The primary use of the context management interface is to allow for simplified resource control on objects involving system state such as open files, network connections, and locks. By implementing this interface, an object can safely clean up resources when execution leaves a context in which an object is being used. Further details are found in Chapter 3.

4.18 Final Words: On Being Pythonic

A commonly cited design goal is to write code that is “Pythonic.” That can mean many things, but basically it encourages you to follow established idioms used by the rest of Python. That means knowing Python’s protocols for containers, iterables, resource management, and so forth.
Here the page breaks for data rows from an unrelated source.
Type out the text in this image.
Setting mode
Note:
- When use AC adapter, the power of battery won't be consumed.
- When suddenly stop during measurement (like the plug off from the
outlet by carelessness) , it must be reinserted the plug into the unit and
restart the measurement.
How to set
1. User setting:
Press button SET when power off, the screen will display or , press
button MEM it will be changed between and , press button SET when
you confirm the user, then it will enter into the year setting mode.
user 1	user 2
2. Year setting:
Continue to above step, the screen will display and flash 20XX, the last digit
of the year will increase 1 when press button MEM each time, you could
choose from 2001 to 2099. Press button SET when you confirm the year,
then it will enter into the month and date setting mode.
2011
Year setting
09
Many of Python’s most popular frameworks use these protocols to provide good user experience. You should strive for that as well.

Of the different protocols, three deserve special attention because of their widespread use. One is creating a proper object representation using the __repr__() method. Python programs are often debugged and experimented with at the interactive REPL. It is also common to output objects using print() or a logging library. If you make it easy to observe the state of your objects, it will make all of these things easier.

Second, iterating over data is one of the most common programming tasks. If you’re going to do it, you should make your code work with Python’s for statement. Many core parts of Python and the standard library are designed to work with iterable objects. By supporting iteration in the usual way, you’ll automatically get a significant amount of extra functionality and your code will be intuitive to other programmers.

Finally, use context managers and the with statement for the common programming pattern where statements get sandwiched between some kind of startup and teardown steps—for example, opening and closing resources, acquiring and releasing locks, subscribing and unsubscribing, and so on.